Does the benefits tech work as designed?

These systems often involve complex processes with several interdependent parts. A small error in code can produce glitches that result in improper decisions, incorrect notices being sent, or other errors.

  • Has the state done any testing of the system’s performance? If so, what data and processes did it use?
  • Does the system’s performance match the specifications from the RFP, vendor contract, or other documents?
  • Did the state pilot the system before rolling it out to all beneficiaries? If so, are there reports, data, or results from that pilot?
  • What kind of training and quality control does the state have for people using the system?
  • Has the state established any benchmarks for the system’s performance? If so, how is the system performing against these benchmarks?
Does the system measure what it purports to measure?

Governments often use these systems to replace human discretion in decisions about whether someone is getting the care they need or committing fraud. But the way the system actually decides may not make intuitive sense and could be based on bad data or faulty assumptions.

  • What is the basis for believing that the system’s decision is an accurate reflection of whatever is being determined (e.g., care needs or fraud)?
  • Is the system being used to make decisions? If so, is there a scoring rubric or other logic being used to inform the decision? Where did that logic come from (e.g., laws, a vendor, a tool used in another state or context, or the agency itself)?
  • How is the state justifying the decisions made using the benefits tech?
  • Does the developer of the tool have any validation studies that show it’s measuring what it claims to measure?
  • Has the government tested the instruments or assessment tools?

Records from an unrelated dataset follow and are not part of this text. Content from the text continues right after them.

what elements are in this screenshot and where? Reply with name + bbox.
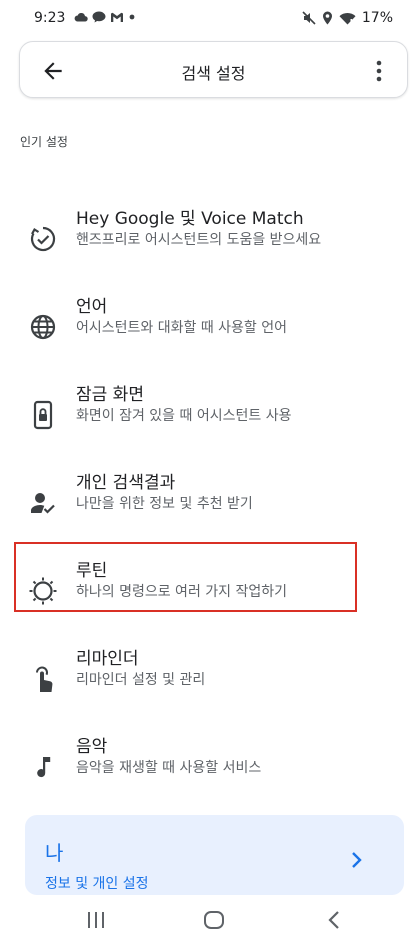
- setting-item-language[interactable]: 언어 어시스턴트와 대화할 때 사용할 언어: [20, 286, 399, 366]
- setting-subtitle: 나만을 위한 정보 및 추천 받기: [76, 496, 253, 512]
- home-icon[interactable]: [203, 910, 225, 930]
- setting-item-reminders[interactable]: 리마인더 리마인더 설정 및 관리: [20, 638, 399, 718]
- setting-title: 루틴: [76, 561, 108, 581]
- nav-back-icon[interactable]: [326, 910, 342, 930]
- gmail-icon: [111, 12, 123, 22]
- reminder-icon: [36, 666, 53, 692]
- status-time: 9:23: [34, 10, 66, 26]
- chat-icon: [92, 11, 106, 23]
- setting-subtitle: 하나의 명령으로 여러 가지 작업하기: [76, 584, 287, 600]
- search-settings-header: 검색 설정: [19, 41, 408, 98]
- location-icon: [322, 11, 332, 25]
- person-check-icon: [31, 493, 55, 514]
- setting-item-voice-match[interactable]: Hey Google 및 Voice Match 핸즈프리로 어시스턴트의 도움…: [20, 198, 399, 278]
- setting-subtitle: 리마인더 설정 및 관리: [76, 672, 206, 688]
- setting-item-routines[interactable]: 루틴 하나의 명령으로 여러 가지 작업하기: [20, 550, 399, 630]
- setting-item-personal-results[interactable]: 개인 검색결과 나만을 위한 정보 및 추천 받기: [20, 462, 399, 542]
- setting-title: 개인 검색결과: [76, 473, 176, 493]
- voice-match-icon: [30, 226, 56, 252]
- chevron-right-icon: [352, 852, 362, 868]
- setting-title: 음악: [76, 737, 108, 757]
- me-card[interactable]: 나 정보 및 개인 설정: [25, 815, 404, 895]
- setting-item-music[interactable]: 음악 음악을 재생할 때 사용할 서비스: [20, 726, 399, 806]
- wifi-icon: [339, 12, 356, 24]
- more-vert-icon[interactable]: [371, 58, 387, 84]
- setting-subtitle: 음악을 재생할 때 사용할 서비스: [76, 760, 262, 776]
- dot-icon: [129, 14, 135, 20]
- system-status-icons: 17%: [302, 10, 393, 26]
- me-card-title: 나: [45, 841, 64, 865]
- mute-icon: [302, 11, 316, 25]
- notification-icons: [74, 11, 136, 23]
- setting-subtitle: 화면이 잠겨 있을 때 어시스턴트 사용: [76, 408, 292, 424]
- me-card-subtitle: 정보 및 개인 설정: [45, 876, 149, 892]
- routine-icon: [29, 577, 57, 605]
- system-nav-bar: [0, 895, 419, 942]
- page-title: 검색 설정: [181, 64, 246, 83]
- setting-title: Hey Google 및 Voice Match: [76, 209, 304, 229]
- music-note-icon: [37, 757, 51, 778]
- recents-icon[interactable]: [86, 911, 106, 929]
- setting-item-lock-screen[interactable]: 잠금 화면 화면이 잠겨 있을 때 어시스턴트 사용: [20, 374, 399, 454]
- status-bar: 9:23 17%: [0, 0, 419, 38]
- globe-icon: [30, 314, 56, 340]
- battery-percent: 17%: [361, 10, 393, 26]
- setting-title: 언어: [76, 297, 108, 317]
- setting-subtitle: 어시스턴트와 대화할 때 사용할 언어: [76, 320, 287, 336]
- setting-subtitle: 핸즈프리로 어시스턴트의 도움을 받으세요: [76, 232, 322, 248]
- cloud-icon: [74, 13, 88, 22]
- setting-title: 잠금 화면: [76, 385, 144, 405]
- setting-title: 리마인더: [76, 649, 139, 669]
- lock-screen-icon: [33, 400, 53, 430]
- section-label-popular: 인기 설정: [20, 135, 68, 149]
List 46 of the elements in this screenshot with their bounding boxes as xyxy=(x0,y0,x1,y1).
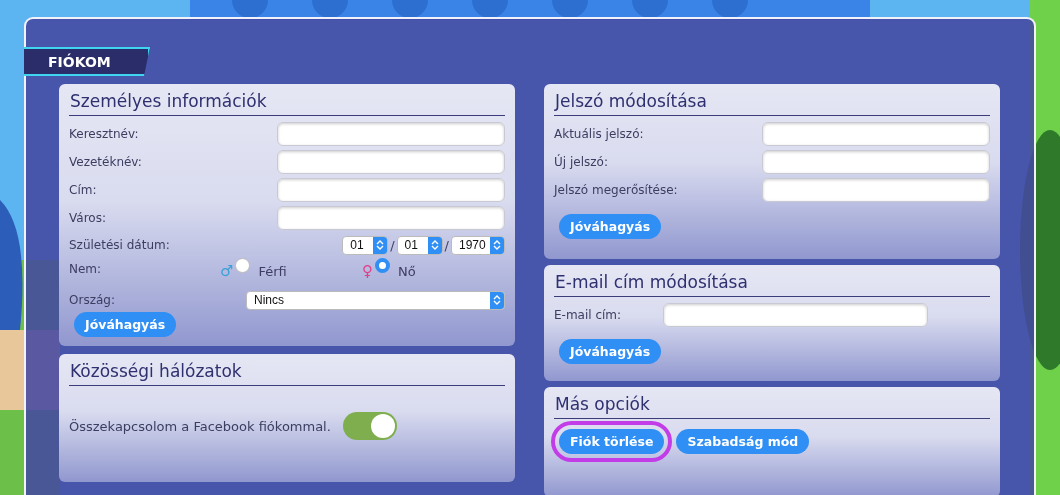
confirm-button[interactable]: Jóváhagyás xyxy=(74,312,177,337)
radio-button[interactable] xyxy=(375,258,390,273)
input-field[interactable] xyxy=(762,150,990,174)
field-label: Aktuális jelszó: xyxy=(554,127,645,141)
toggle-label: Összekapcsolom a Facebook fiókommal. xyxy=(69,418,331,434)
confirm-button[interactable]: Jóváhagyás xyxy=(559,339,662,364)
toggle-switch[interactable] xyxy=(342,412,397,440)
gender-symbol: ♀ xyxy=(362,262,373,280)
field-label: Jelszó megerősítése: xyxy=(554,183,679,197)
field-label: Nem: xyxy=(69,262,102,278)
field-label: Város: xyxy=(69,211,107,225)
field-label: Vezetéknév: xyxy=(69,155,143,169)
date-separator: / xyxy=(444,237,449,253)
section-title: Más opciók xyxy=(554,393,990,419)
radio-button[interactable] xyxy=(235,258,251,273)
date-select[interactable]: 01 xyxy=(342,235,389,255)
gender-symbol: ♂ xyxy=(220,262,234,280)
section-title: Személyes információk xyxy=(69,90,505,116)
input-field[interactable] xyxy=(277,206,505,230)
field-label: Ország: xyxy=(69,293,115,307)
country-select[interactable]: Nincs xyxy=(246,290,505,310)
date-select[interactable]: 01 xyxy=(396,235,443,255)
chevron-icon xyxy=(490,291,504,309)
field-label: E-mail cím: xyxy=(554,308,623,322)
input-field[interactable] xyxy=(277,178,505,202)
radio-label: Férfi xyxy=(258,264,287,279)
option-button[interactable]: Szabadság mód xyxy=(676,429,810,454)
field-label: Cím: xyxy=(69,183,98,197)
chevron-icon xyxy=(373,236,388,254)
date-select[interactable]: 1970 xyxy=(451,235,505,255)
field-label: Keresztnév: xyxy=(69,127,140,141)
section-title: Jelszó módosítása xyxy=(554,90,990,116)
field-label: Születési dátum: xyxy=(69,238,170,252)
input-field[interactable] xyxy=(277,150,505,174)
input-field[interactable] xyxy=(277,122,505,146)
field-label: Új jelszó: xyxy=(554,155,609,169)
chevron-icon xyxy=(490,236,504,254)
section-title: E-mail cím módosítása xyxy=(554,271,990,297)
date-separator: / xyxy=(390,237,395,253)
input-field[interactable] xyxy=(663,303,928,327)
section-title: Közösségi hálózatok xyxy=(69,360,505,386)
chevron-icon xyxy=(427,236,442,254)
radio-label: Nő xyxy=(398,264,416,279)
input-field[interactable] xyxy=(762,178,990,202)
confirm-button[interactable]: Jóváhagyás xyxy=(559,214,662,239)
input-field[interactable] xyxy=(762,122,990,146)
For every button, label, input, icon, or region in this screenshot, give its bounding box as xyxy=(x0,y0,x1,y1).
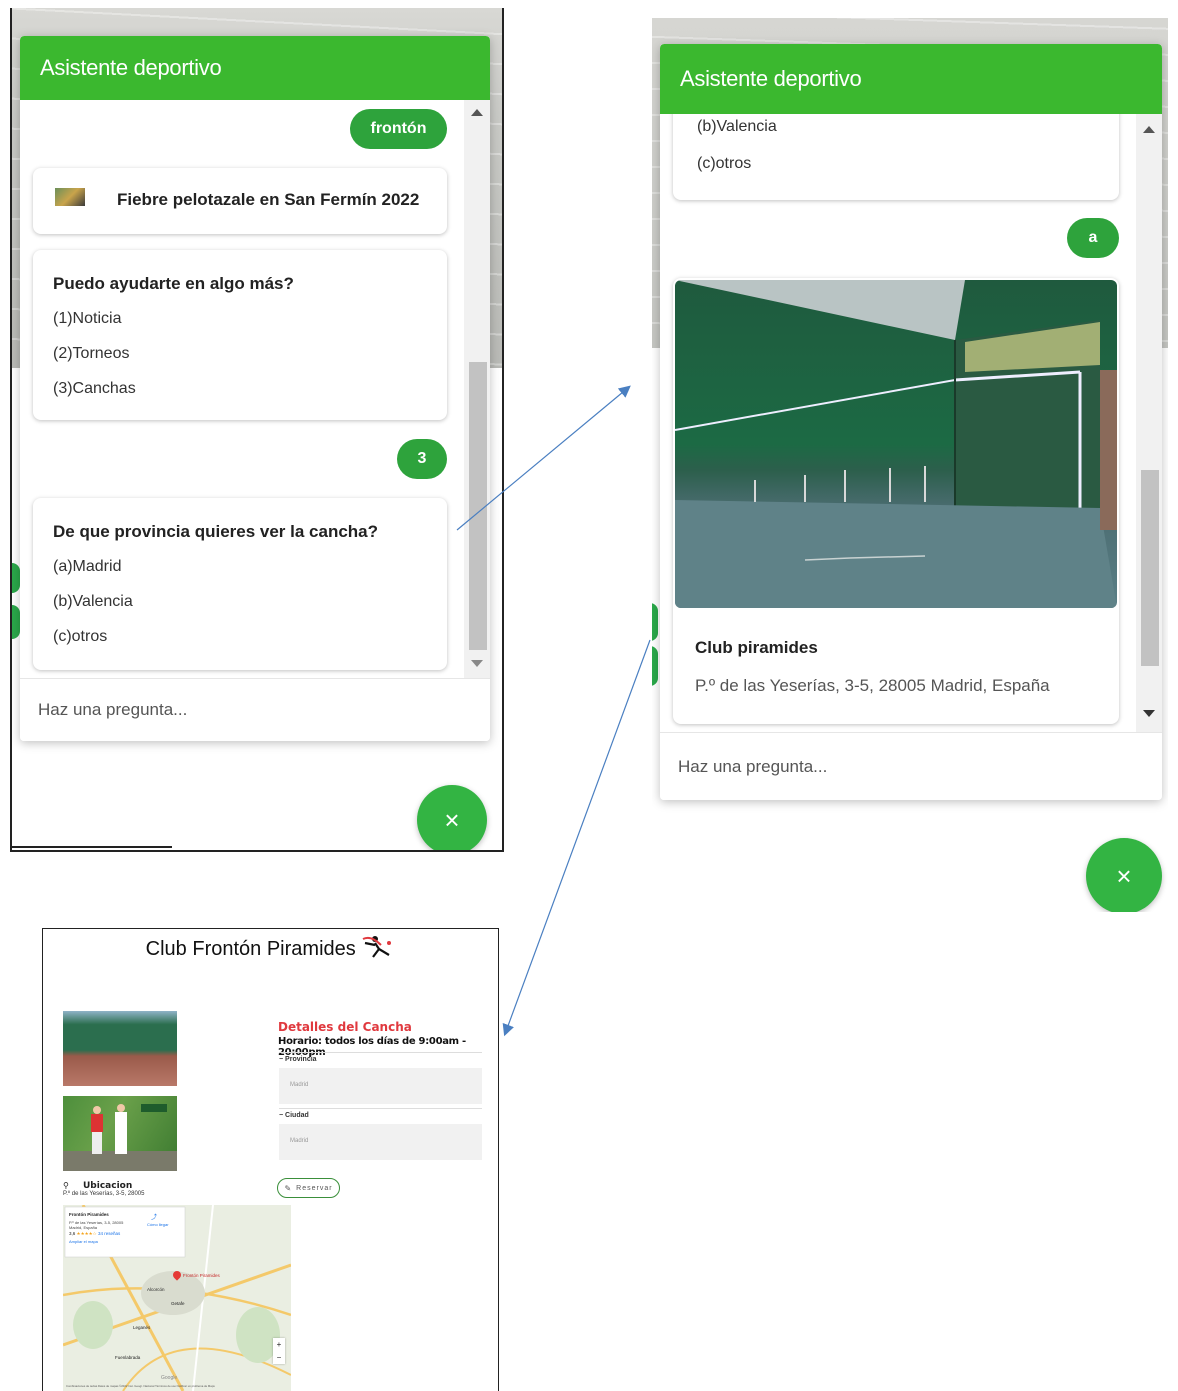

If so, what data and processes did it use?
  • Has the government done any analysis of the impact of the system on people’s access to benefits?
  • Have any of the validation studies, pilots, or audits looked at potential discrimination in the system’s measurement?
What might an improved or alternative system look like?

Usually, the state had some way of making the same decision before it started using this benefits tech system. Or, other government entities are making the same decisions without using automation.

  • What might a good, non-tech decision-making system look like?
  • Who is going to inform the vision for an alternative to this system in your state?
  • How can you ensure meaningful participation of people and groups otherwise left out? (I.e., making opportunities for input “real”; rejecting mere promise of “access” or “opportunities.”)
Conclusion

There may not be an easy answer to “what would an alternative system look like” or “what would work better.” However, these questions should help you learn more about what kind of benefits tech is being used, its purpose, and how it works. Your learning process may involve asking these questions many times, but our goal is that answering them helps you limit the harms of benefits tech.